Emergency preparedness – the role of family medicine
The topic for this month’s Policy Bite is inspired by three personal contacts. I have just been at the Royal College of New Zealand GPs’ conference, which was held in the city of Christchurch. This city was decimated by an earthquake in 2011 - 189 lives were lost, including some health professionals. More than three years later, there are still many parts of the city which await reconstruction. GPs were key to both the short term and longer term response, and did heroic work, albeit with major challenges1
. Today, the whole of New Zealand routinely braces for further seismic destruction, and primary care teams rehearse on a regular basis so they can play their part.

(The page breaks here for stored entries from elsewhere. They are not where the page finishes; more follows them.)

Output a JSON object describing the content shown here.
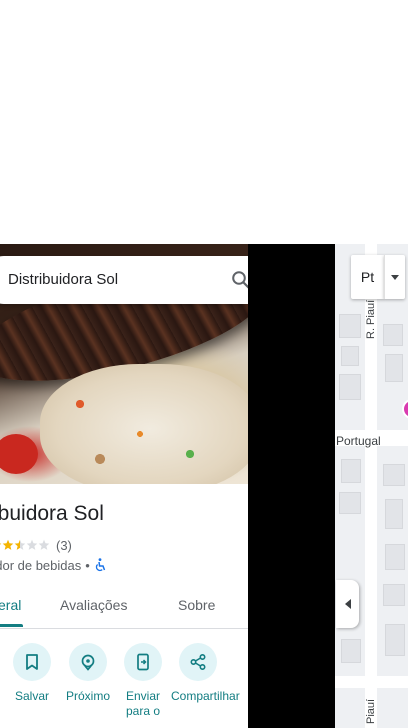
{
  "search": {
    "value": "Distribuidora Sol",
    "placeholder": ""
  },
  "place": {
    "title": "ibuidora Sol",
    "rating_count": "(3)",
    "stars": [
      1,
      1,
      0.5,
      0,
      0
    ],
    "category": "edor de bebidas",
    "separator": "•"
  },
  "tabs": [
    {
      "label": "eral",
      "active": true
    },
    {
      "label": "Avaliações",
      "active": false
    },
    {
      "label": "Sobre",
      "active": false
    }
  ],
  "actions": [
    {
      "label": "Salvar",
      "icon": "bookmark-icon"
    },
    {
      "label": "Próximo",
      "icon": "nearby-icon"
    },
    {
      "label": "Enviar para o",
      "icon": "send-to-phone-icon"
    },
    {
      "label": "Compartilhar",
      "icon": "share-icon"
    }
  ],
  "map": {
    "street_vertical": "R. Piauí",
    "street_vertical_lower": "Piauí",
    "street_horizontal": "Portugal",
    "layer_button": "Pt"
  },
  "colors": {
    "accent": "#137d82",
    "accent_light": "#e1f4f7",
    "star": "#f4b400",
    "pin": "#d93bb0"
  }
}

During that visit I received an email from one of our most active WONCA advocates – Dr Atai Omoruto (Uganda), who is a member of the Organizational Equity Committee, and a key player in the WONCA Women’s Working Party for Women and Family Medicine. She is currently in Liberia as part of the Ebola health professional workforce from other countries dispatched to try to contain the spread of this deadly disease – which has already caused the death of some medical professionals in the last few days2
In a selfish way, I hope against hope that Atai does not become included in this toll – just as I hoped for my friends’ survival when Christchurch was first hit. Both examples have also made me think about the overall role of GPs in ‘emergency preparedness’. In the UK we are not named as lead providers in any sort of emergency event – yet we know that in potential pandemics, local disasters, drug contaminations, and terrorist attacks, primary care providers are often expected to help, and become the first port of call both for those at risk and those who are affected by the psychological sequelae. It therefore behoves us to think proactively about our role.

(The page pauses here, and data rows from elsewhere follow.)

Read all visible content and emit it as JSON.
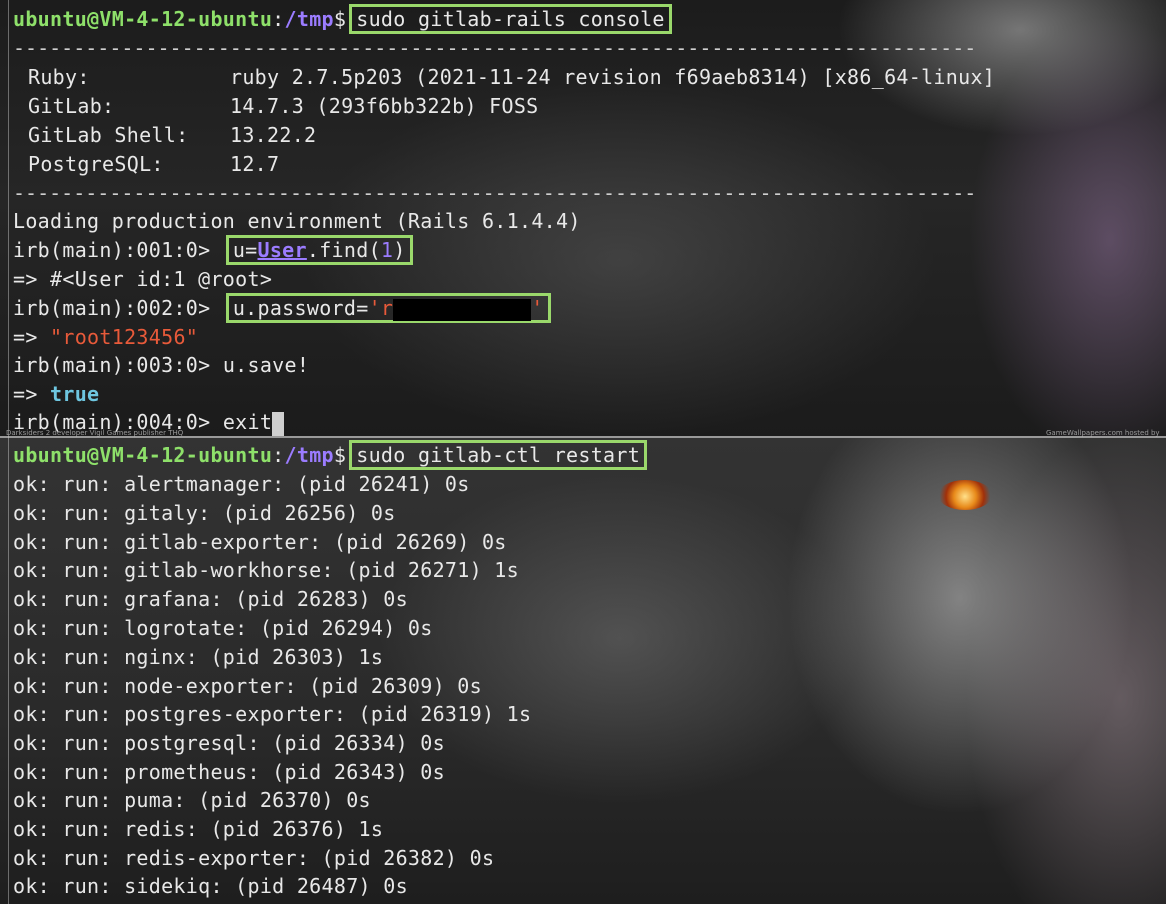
{
  "prompt": {
    "user": "ubuntu@VM-4-12-ubuntu",
    "colon": ":",
    "path": "/tmp",
    "dollar": "$"
  },
  "commands": {
    "console": "sudo gitlab-rails console",
    "restart": "sudo gitlab-ctl restart"
  },
  "separator": "--------------------------------------------------------------------------------",
  "versions": [
    {
      "label": "Ruby:",
      "value": "ruby 2.7.5p203 (2021-11-24 revision f69aeb8314) [x86_64-linux]"
    },
    {
      "label": "GitLab:",
      "value": "14.7.3 (293f6bb322b) FOSS"
    },
    {
      "label": "GitLab Shell:",
      "value": "13.22.2"
    },
    {
      "label": "PostgreSQL:",
      "value": "12.7"
    }
  ],
  "loading": "Loading production environment (Rails 6.1.4.4)",
  "irb": {
    "p1": "irb(main):001:0> ",
    "p2": "irb(main):002:0> ",
    "p3": "irb(main):003:0> ",
    "p4": "irb(main):004:0> ",
    "cmd1_a": "u=",
    "cmd1_cls": "User",
    "cmd1_b": ".find(",
    "cmd1_num": "1",
    "cmd1_c": ")",
    "out1": "=> #<User id:1 @root>",
    "cmd2_a": "u.password=",
    "cmd2_q1": "'r",
    "cmd2_q2": "'",
    "arrow": "=> ",
    "out2_str": "\"root123456\"",
    "cmd3": "u.save!",
    "out3_bool": "true",
    "cmd4": "exit"
  },
  "services": [
    "ok: run: alertmanager: (pid 26241) 0s",
    "ok: run: gitaly: (pid 26256) 0s",
    "ok: run: gitlab-exporter: (pid 26269) 0s",
    "ok: run: gitlab-workhorse: (pid 26271) 1s",
    "ok: run: grafana: (pid 26283) 0s",
    "ok: run: logrotate: (pid 26294) 0s",
    "ok: run: nginx: (pid 26303) 1s",
    "ok: run: node-exporter: (pid 26309) 0s",
    "ok: run: postgres-exporter: (pid 26319) 1s",
    "ok: run: postgresql: (pid 26334) 0s",
    "ok: run: prometheus: (pid 26343) 0s",
    "ok: run: puma: (pid 26370) 0s",
    "ok: run: redis: (pid 26376) 1s",
    "ok: run: redis-exporter: (pid 26382) 0s",
    "ok: run: sidekiq: (pid 26487) 0s"
  ],
  "watermark_left": "Darksiders 2 developer Vigil Games publisher THQ",
  "watermark_right": "GameWallpapers.com hosted by JTLnet.com",
  "colors": {
    "user": "#8ee06a",
    "path": "#9b7cff",
    "highlight": "#9ad86b",
    "string": "#e85a3a",
    "bool": "#6ec6e0"
  }
}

For doctors or teams who already do emergency and urgent care, the physical side may seem less daunting. Rural and remote doctors, or those with hospital bed access, may be used to trauma care and organising people to urgent triage. But all GPs and their teams need to be ready for someone with injuries being brought into us – clean semi-sterile areas, comprehensive first aid kits, up to date IV fluids, defibrillators and oxygen, plus knowing how and when to use these are core skills and protocols that any GP should keep up to date.
Similarly, most of us work in an environment of uncertainty, but a new fever or respiratory tract symptoms take on a different meaning in a potential communicable disease outbreak – whether influenza, anthrax, or SARs. Triage areas, rapid assessment protocols to differentiate new cases from the ‘worried well’, dedicated ‘through routes’ and waiting areas, plus available supplies of handcleanser, masks and gowns if indicated may make a difference to your own risk and that for others.
At a national level, member organizations may be interested to know about the RCGP’s role in the last flu pandemic, and to check whether they are expected to play a similar role. Ably led by my colleague Dr Maureen Baker (then my predecessor as RCGP Honorary Secretary, now Chair of our Council), the RCGP used its 4 nations’ network to give daily communications about the latest figures on the outbreak; update vaccination and triage advice; support members and answer queries on email; and enforce communications to the public about what to watch for - and what to do - to prevent and manage illness.
Of course, the risk profile of our country and location will vary - natural disasters such as earthquakes and tsunamis3
, chemical or physical infrastructure accidents, communicable disease outbreaks, and the local impacts of conflicts or terrorism all alter the situation, as do sudden migrations and displacements of people trying to escape danger. Governments and emergency services often expect health services to assist in major event prevention and management of the aftermath: however, rehearsals do not usually involve family doctor services, and in many lower resourced countries there may be little direct guidance or support even when an event occurs. This makes our own preparedness and resilience important. Planning for ‘business continuity’ in the event of loss of power, clean water, electronic communications, staff shortages, and medical equipment, can all make the difference in the first days and weeks of a problem. Psychological and practical preparations, mutual support, clear agreement as to who does what, debriefing and expert advice can enable a chaotic situation to move to one where family doctors can both protect and lead their teams while delivering effective help to those in need. So let’s give respect to all who act in hard times (as we all have, or shall sooner or later) – let’s learn from each other4
, and also ensure our governments include us in advance if they expect us to do the best job we can for our patients and our own colleagues.
Notes and References
1. Johal S et al. Coping with Disaster: General Practitioners’ Perspectives on the Impact of the Canterbury Earthquakes.
PLOS Currents: Disasters 2014; 2 April online [doi: 10.1371/currents.dis.cf4c8fa61b-9f4535b878c48eca87ed5d
2. This version written 30/7/14
3. Previously WONCA news
has covered issues such as the impacts on our Japanese and Phillipines colleagues of their own sad events… fourth report written in APril 2012 of Japanese Tsunami;
President's column presenting a very sobering report on The Japanese tsumnami three years on
; Initial report on Philippines Typhoon
4. This is a good conference topic for parallel sessions and workshops!